Warm up with this savory spiced vegetarian chili that's packed with flavor and nutrients! This easy and hearty recipe combines vibrant veggies, protein-rich beans, and zesty spices for a comforting dish everyone will love. Perfect for cozy nights and meal prep, this vegetarian chili is both satisfying and nutritious. Click through to discover the full recipe and elevate your mealtime!

Ingredients
  

1 tablespoon olive oil

1 large onion, diced

3 cloves garlic, minced

1 bell pepper (any color), diced

2 medium carrots, diced

1 zucchini, diced

1 cup corn kernels (fresh or frozen)

1 can (15 oz) black beans, rinsed and drained

1 can (15 oz) kidney beans, rinsed and drained

1 can (28 oz) crushed tomatoes

2 tablespoons tomato paste

2 cups vegetable broth

1 tablespoon chili powder

1 teaspoon cumin

1 teaspoon smoked paprika

Salt and pepper to taste

Fresh cilantro for garnish (optional)

Sliced avocado for topping (optional)

Instructions
 

Heat the olive oil in a large pot over medium heat.

    Add the diced onion and minced garlic.
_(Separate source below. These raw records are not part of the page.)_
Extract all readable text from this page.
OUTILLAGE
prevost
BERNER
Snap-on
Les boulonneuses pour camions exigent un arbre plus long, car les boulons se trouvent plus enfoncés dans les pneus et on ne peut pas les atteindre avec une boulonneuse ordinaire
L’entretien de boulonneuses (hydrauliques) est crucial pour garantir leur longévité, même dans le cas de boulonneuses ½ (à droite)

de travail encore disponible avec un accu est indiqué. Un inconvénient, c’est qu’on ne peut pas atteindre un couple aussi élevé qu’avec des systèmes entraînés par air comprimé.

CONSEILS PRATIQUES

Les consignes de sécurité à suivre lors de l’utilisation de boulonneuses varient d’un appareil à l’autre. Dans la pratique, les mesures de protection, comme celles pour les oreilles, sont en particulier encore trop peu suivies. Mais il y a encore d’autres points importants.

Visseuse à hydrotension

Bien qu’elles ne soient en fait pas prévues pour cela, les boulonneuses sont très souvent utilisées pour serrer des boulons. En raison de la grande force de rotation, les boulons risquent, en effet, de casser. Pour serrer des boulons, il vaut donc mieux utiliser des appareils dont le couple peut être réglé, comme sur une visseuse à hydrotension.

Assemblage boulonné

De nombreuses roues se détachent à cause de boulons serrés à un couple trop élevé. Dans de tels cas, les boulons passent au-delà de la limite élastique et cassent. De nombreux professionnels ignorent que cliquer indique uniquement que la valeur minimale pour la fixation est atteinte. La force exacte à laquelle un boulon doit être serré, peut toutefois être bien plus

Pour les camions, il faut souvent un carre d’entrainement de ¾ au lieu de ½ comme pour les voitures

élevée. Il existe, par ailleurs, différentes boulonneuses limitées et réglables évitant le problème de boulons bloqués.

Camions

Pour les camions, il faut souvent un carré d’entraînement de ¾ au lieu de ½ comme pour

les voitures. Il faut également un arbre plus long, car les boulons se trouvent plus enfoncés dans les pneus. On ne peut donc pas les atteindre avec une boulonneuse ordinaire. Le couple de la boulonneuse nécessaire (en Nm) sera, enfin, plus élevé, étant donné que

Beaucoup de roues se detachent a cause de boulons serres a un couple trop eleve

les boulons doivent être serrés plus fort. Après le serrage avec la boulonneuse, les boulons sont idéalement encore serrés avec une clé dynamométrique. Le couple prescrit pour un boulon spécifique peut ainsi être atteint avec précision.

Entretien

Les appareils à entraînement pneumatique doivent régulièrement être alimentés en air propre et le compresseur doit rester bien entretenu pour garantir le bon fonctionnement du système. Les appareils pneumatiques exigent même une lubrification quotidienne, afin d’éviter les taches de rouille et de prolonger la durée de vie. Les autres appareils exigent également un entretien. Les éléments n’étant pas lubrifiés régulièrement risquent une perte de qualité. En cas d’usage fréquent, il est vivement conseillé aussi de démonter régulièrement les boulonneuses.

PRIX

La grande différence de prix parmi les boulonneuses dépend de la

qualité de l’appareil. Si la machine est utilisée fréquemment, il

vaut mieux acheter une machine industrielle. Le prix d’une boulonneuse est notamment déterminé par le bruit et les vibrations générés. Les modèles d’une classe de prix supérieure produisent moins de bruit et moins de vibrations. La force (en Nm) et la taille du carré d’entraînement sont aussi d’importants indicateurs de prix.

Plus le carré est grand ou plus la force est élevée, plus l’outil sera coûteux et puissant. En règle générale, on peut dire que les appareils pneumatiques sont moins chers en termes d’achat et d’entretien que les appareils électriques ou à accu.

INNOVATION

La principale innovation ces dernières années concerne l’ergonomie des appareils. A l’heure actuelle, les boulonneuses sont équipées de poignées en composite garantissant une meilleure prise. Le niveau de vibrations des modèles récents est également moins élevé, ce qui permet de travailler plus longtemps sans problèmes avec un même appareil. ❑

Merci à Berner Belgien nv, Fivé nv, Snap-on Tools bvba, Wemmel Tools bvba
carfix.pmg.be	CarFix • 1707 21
Sauté for about 3-4 minutes until the onion is translucent.

      Stir in the diced bell pepper and carrots, cooking for an additional 5 minutes until they begin to soften.

        Add the zucchini and corn to the pot, stirring well to combine all the vegetables.
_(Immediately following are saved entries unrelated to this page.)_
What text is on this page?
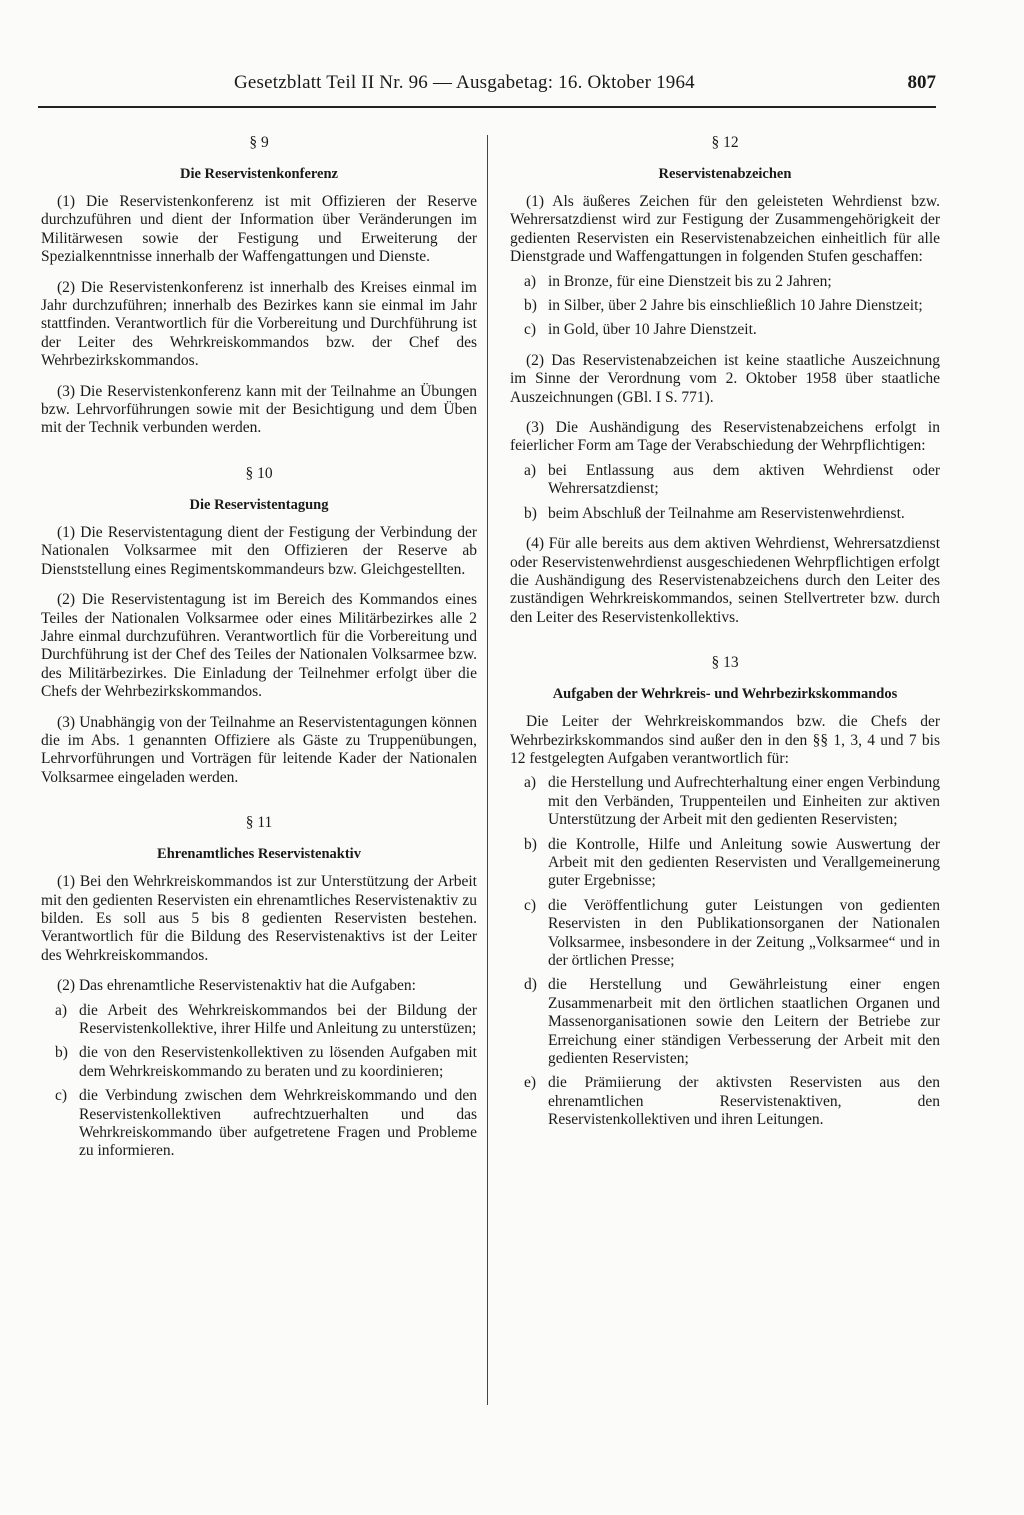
Gesetzblatt Teil II Nr. 96 — Ausgabetag: 16. Oktober 1964	807
§ 9
Die Reservistenkonferenz

(1) Die Reservistenkonferenz ist mit Offizieren der Reserve durchzuführen und dient der Information über Veränderungen im Militärwesen sowie der Festigung und Erweiterung der Spezialkenntnisse innerhalb der Waffengattungen und Dienste.

(2) Die Reservistenkonferenz ist innerhalb des Kreises einmal im Jahr durchzuführen; innerhalb des Bezirkes kann sie einmal im Jahr stattfinden. Verantwortlich für die Vorbereitung und Durchführung ist der Leiter des Wehrkreiskommandos bzw. der Chef des Wehrbezirkskommandos.

(3) Die Reservistenkonferenz kann mit der Teilnahme an Übungen bzw. Lehrvorführungen sowie mit der Besichtigung und dem Üben mit der Technik verbunden werden.

§ 10
Die Reservistentagung

(1) Die Reservistentagung dient der Festigung der Verbindung der Nationalen Volksarmee mit den Offizieren der Reserve ab Dienststellung eines Regimentskommandeurs bzw. Gleichgestellten.

(2) Die Reservistentagung ist im Bereich des Kommandos eines Teiles der Nationalen Volksarmee oder eines Militärbezirkes alle 2 Jahre einmal durchzuführen. Verantwortlich für die Vorbereitung und Durchführung ist der Chef des Teiles der Nationalen Volksarmee bzw. des Militärbezirkes. Die Einladung der Teilnehmer erfolgt über die Chefs der Wehrbezirkskommandos.

(3) Unabhängig von der Teilnahme an Reservistentagungen können die im Abs. 1 genannten Offiziere als Gäste zu Truppenübungen, Lehrvorführungen und Vorträgen für leitende Kader der Nationalen Volksarmee eingeladen werden.

§ 11
Ehrenamtliches Reservistenaktiv

(1) Bei den Wehrkreiskommandos ist zur Unterstützung der Arbeit mit den gedienten Reservisten ein ehrenamtliches Reservistenaktiv zu bilden. Es soll aus 5 bis 8 gedienten Reservisten bestehen. Verantwortlich für die Bildung des Reservistenaktivs ist der Leiter des Wehrkreiskommandos.

(2) Das ehrenamtliche Reservistenaktiv hat die Aufgaben:

a) die Arbeit des Wehrkreiskommandos bei der Bildung der Reservistenkollektive, ihrer Hilfe und Anleitung zu unterstüzen;
b) die von den Reservistenkollektiven zu lösenden Aufgaben mit dem Wehrkreiskommando zu beraten und zu koordinieren;
c) die Verbindung zwischen dem Wehrkreiskommando und den Reservistenkollektiven aufrechtzuerhalten und das Wehrkreiskommando über aufgetretene Fragen und Probleme zu informieren.
§ 12
Reservistenabzeichen

(1) Als äußeres Zeichen für den geleisteten Wehrdienst bzw. Wehrersatzdienst wird zur Festigung der Zusammengehörigkeit der gedienten Reservisten ein Reservistenabzeichen einheitlich für alle Dienstgrade und Waffengattungen in folgenden Stufen geschaffen:

a) in Bronze, für eine Dienstzeit bis zu 2 Jahren;
b) in Silber, über 2 Jahre bis einschließlich 10 Jahre Dienstzeit;
c) in Gold, über 10 Jahre Dienstzeit.

(2) Das Reservistenabzeichen ist keine staatliche Auszeichnung im Sinne der Verordnung vom 2. Oktober 1958 über staatliche Auszeichnungen (GBl. I S. 771).

(3) Die Aushändigung des Reservistenabzeichens erfolgt in feierlicher Form am Tage der Verabschiedung der Wehrpflichtigen:

a) bei Entlassung aus dem aktiven Wehrdienst oder Wehrersatzdienst;
b) beim Abschluß der Teilnahme am Reservistenwehrdienst.

(4) Für alle bereits aus dem aktiven Wehrdienst, Wehrersatzdienst oder Reservistenwehrdienst ausgeschiedenen Wehrpflichtigen erfolgt die Aushändigung des Reservistenabzeichens durch den Leiter des zuständigen Wehrkreiskommandos, seinen Stellvertreter bzw. durch den Leiter des Reservistenkollektivs.

§ 13
Aufgaben der Wehrkreis- und Wehrbezirkskommandos

Die Leiter der Wehrkreiskommandos bzw. die Chefs der Wehrbezirkskommandos sind außer den in den §§ 1, 3, 4 und 7 bis 12 festgelegten Aufgaben verantwortlich für:

a) die Herstellung und Aufrechterhaltung einer engen Verbindung mit den Verbänden, Truppenteilen und Einheiten zur aktiven Unterstützung der Arbeit mit den gedienten Reservisten;
b) die Kontrolle, Hilfe und Anleitung sowie Auswertung der Arbeit mit den gedienten Reservisten und Verallgemeinerung guter Ergebnisse;
c) die Veröffentlichung guter Leistungen von gedienten Reservisten in den Publikationsorganen der Nationalen Volksarmee, insbesondere in der Zeitung „Volksarmee“ und in der örtlichen Presse;
d) die Herstellung und Gewährleistung einer engen Zusammenarbeit mit den örtlichen staatlichen Organen und Massenorganisationen sowie den Leitern der Betriebe zur Erreichung einer ständigen Verbesserung der Arbeit mit den gedienten Reservisten;
e) die Prämiierung der aktivsten Reservisten aus den ehrenamtlichen Reservistenaktiven, den Reservistenkollektiven und ihren Leitungen.
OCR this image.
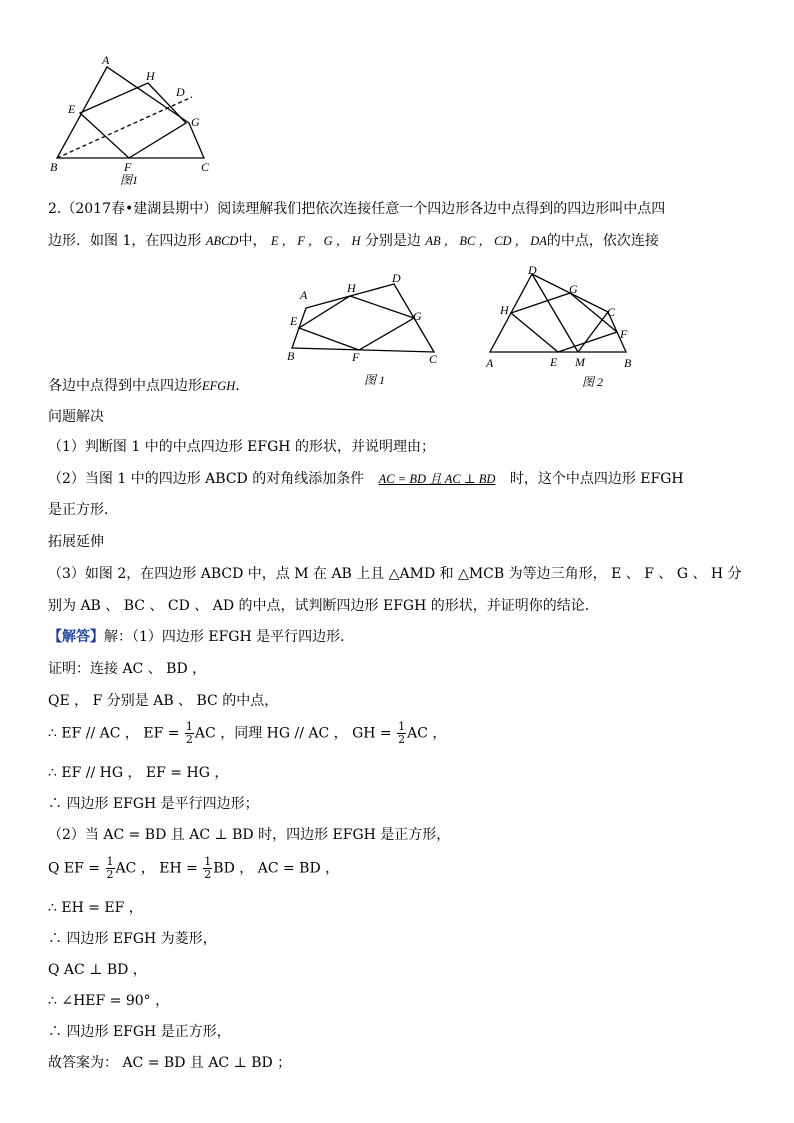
A
H
D
E
G
B	F	C
图1
2.（2017春•建湖县期中）阅读理解我们把依次连接任意一个四边形各边中点得到的四边形叫中点四
边形．如图 1，在四边形 ABCD中， E ， F ， G ， H 分别是边 AB ， BC ， CD ， DA的中点，依次连接
A	H
D
E	G
B	F	C
图 1
D
G
H	C
F
A	E M	B
图 2
各边中点得到中点四边形EFGH．
问题解决
（1）判断图 1 中的中点四边形 EFGH 的形状，并说明理由；
（2）当图 1 中的四边形 ABCD 的对角线添加条件 AC = BD 且 AC ⊥ BD 时，这个中点四边形 EFGH
是正方形．
拓展延伸
（3）如图 2，在四边形 ABCD 中，点 M 在 AB 上且 △AMD 和 △MCB 为等边三角形， E 、 F 、 G 、 H 分
别为 AB 、 BC 、 CD 、 AD 的中点，试判断四边形 EFGH 的形状，并证明你的结论．
【解答】解：（1）四边形 EFGH 是平行四边形．
证明：连接 AC 、 BD ，
QE ， F 分别是 AB 、 BC 的中点，
∴ EF // AC ， EF = $\frac{1}{2}$ AC ，同理 HG // AC ， GH = $\frac{1}{2}$ AC ，
∴ EF // HG ， EF = HG ，
∴ 四边形 EFGH 是平行四边形；
（2）当 AC = BD 且 AC ⊥ BD 时，四边形 EFGH 是正方形，
Q EF = $\frac{1}{2}$ AC ， EH = $\frac{1}{2}$ BD ， AC = BD ，
∴ EH = EF ，
∴ 四边形 EFGH 为菱形，
Q AC ⊥ BD ，
∴ ∠HEF = 90° ，
∴ 四边形 EFGH 是正方形，
故答案为： AC = BD 且 AC ⊥ BD ；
          Incorporate the black beans, kidney beans, crushed tomatoes, tomato paste, vegetable broth, chili powder, cumin, and smoked paprika. Mix well.

            Season with salt and pepper to taste, then bring the chili to a simmer.

              Reduce the heat to low, cover, and let it simmer for about 30-35 minutes, stirring occasionally.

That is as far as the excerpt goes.